12 March 2009
Mortgage is defined in section 58 of the Transfer of property Act,1882.It is the transfer of an interest in specific immovable property for the purpose of securing payment of money advanced by way of loan. Hypothecation is not defined in law. In commercial parlance, it refers to the creation of an equitable charge which is created in favour of the lender by executing an agreement in respect of the movable securities of the borrower. Pledge is defined in section 172 of the Indian Contract Act,1872. It is the bailment of goods as security for payment of a debt or performance of a promise.The ownership of the goods remains with the pledger while the lender gets certain defined interest in the goods.
11 April 2009
Chakrapani has brought to fore the differences, I just wish to add that hypothecation stands defined in law for several years now.
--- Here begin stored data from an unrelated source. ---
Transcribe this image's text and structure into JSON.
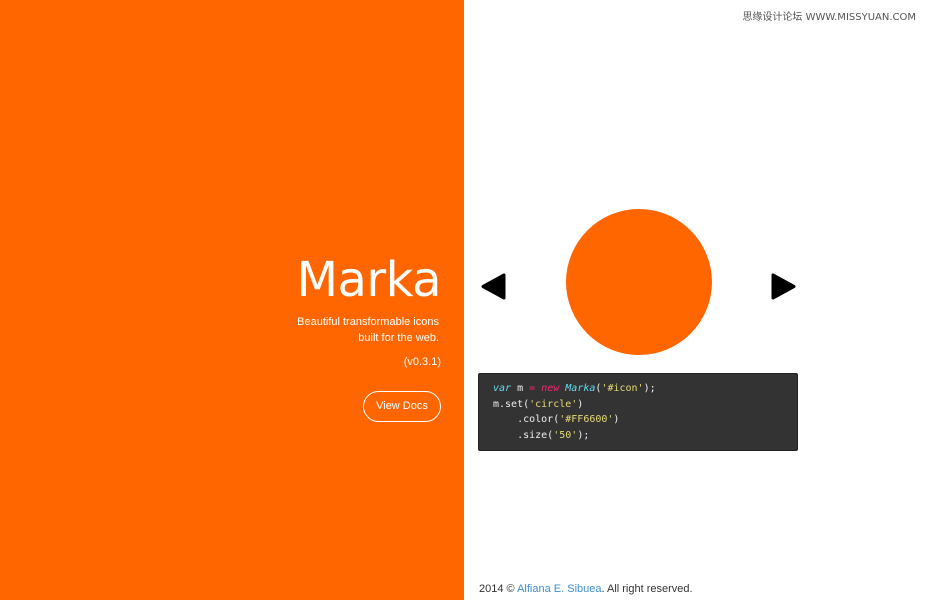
{
  "watermark": {
    "text": "思缘设计论坛 WWW.MISSYUAN.COM"
  },
  "hero": {
    "title": "Marka",
    "tagline_line1": "Beautiful transformable icons",
    "tagline_line2": "built for the web.",
    "version": "(v0.3.1)",
    "view_docs_label": "View Docs"
  },
  "demo": {
    "prev_icon": "triangle-left-icon",
    "next_icon": "triangle-right-icon",
    "current_icon": "circle",
    "icon_color": "#FF6600"
  },
  "code": {
    "l1_kw": "var",
    "l1_name": " m ",
    "l1_op": "=",
    "l1_sp": " ",
    "l1_new": "new",
    "l1_sp2": " ",
    "l1_cls": "Marka",
    "l1_open": "(",
    "l1_str": "'#icon'",
    "l1_close": ");",
    "l2_pre": "m.set(",
    "l2_str": "'circle'",
    "l2_post": ")",
    "l3_pre": "    .color(",
    "l3_str": "'#FF6600'",
    "l3_post": ")",
    "l4_pre": "    .size(",
    "l4_str": "'50'",
    "l4_post": ");"
  },
  "footer": {
    "prefix": "2014 © ",
    "author": "Alfiana E. Sibuea",
    "suffix": ". All right reserved."
  },
  "colors": {
    "brand_orange": "#ff6600",
    "code_bg": "#333333",
    "link": "#3d8fd1"
  }
}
The Securitisation and Reconstruction of Financial Assets and Enforcement of Security Interest Act defines "Hypothecation means a charge in or upon any movable property, existing or future, created by a borrower in favour of a secured creditor without delivery of possession of the movable property to such creditor, as a security for financial assistance, and includes floating charge and crystallization into fixed charge on movable property.”
09 August 2011
Transfer of Properties Act (TPA) does not define "immovable property". Case laws define it as a property that cannot be moved without damaging the earth on which it situates. Bank account, which is a debt ( I take it that it is a deposit account), it would seem, is not an immovable property. Since mortgage is defined as transfer of some interest in an immovable property, I would conclude that a bank account cannot be mortgaged.
10 August 2011
Then how would you explain a Hypothecation of Bank Accounts?
This is usual for working capital loan and export finance, debenture issue, and other such transactions, where the bank will insist that all receivables AS WELL AS the bank account, where the receivables are deposited, shall be hypothecated to the bank.